Disciplines > Human Resources > Job Analysis > Self-reports

Description | Discussion | See also

 

Description

Understand how a job works by asking the incumbents to report themselves on aspects of the work.

One way is to keep a diary, noting down what they are doing when. This may include noting of exception activity and issues that are not a normal part of the job. Notes can also include thoughts and concerns and even ideas for improving the job (if that is something in which you are interested).

Self-reports may also be more structured, for example using check sheets to capture repeating events such as numbers and topics of phone calls. These may be used to analyze the processes involved, for example giving indication of loading factors over time.

Discussion

Self-reports are relatively easy to create and operate, but do assume that the workforce who are using them are both cooperative and honest. Whenever people are asked to tell others about their own work, then suspicions may arise and adjustment of responses made accordingly.

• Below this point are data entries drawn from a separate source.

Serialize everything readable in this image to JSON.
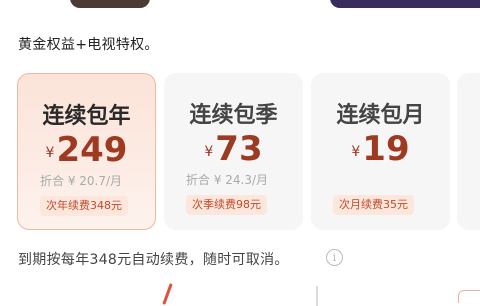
{
  "benefit_text": "黄金权益+电视特权。",
  "plans": [
    {
      "name": "连续包年",
      "currency": "¥",
      "price": "249",
      "per_month": "折合 ¥ 20.7/月",
      "renew_label": "次年续费348元",
      "selected": true
    },
    {
      "name": "连续包季",
      "currency": "¥",
      "price": "73",
      "per_month": "折合 ¥ 24.3/月",
      "renew_label": "次季续费98元",
      "selected": false
    },
    {
      "name": "连续包月",
      "currency": "¥",
      "price": "19",
      "per_month": "",
      "renew_label": "次月续费35元",
      "selected": false
    }
  ],
  "notice": "到期按每年348元自动续费，随时可取消。",
  "info_icon": "info-icon",
  "colors": {
    "price": "#9e3a22",
    "selected_border": "#f1b7a1",
    "badge_bg": "#fde7dd"
  }
}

As the self-reporter is effectively an amateur, what is offered must be seen in this light. A certain amount of work may also be done beforehand in which their skills in this area are developed. Structured forms may also be used to reduce problems and going off-track.

Self-reports do require a certain amount of work afterwards, particularly if the format is relatively open and qualitative.

As with many other approaches, they work well when used in combination with other methods to give a broader picture and reinforce or challenge other findings.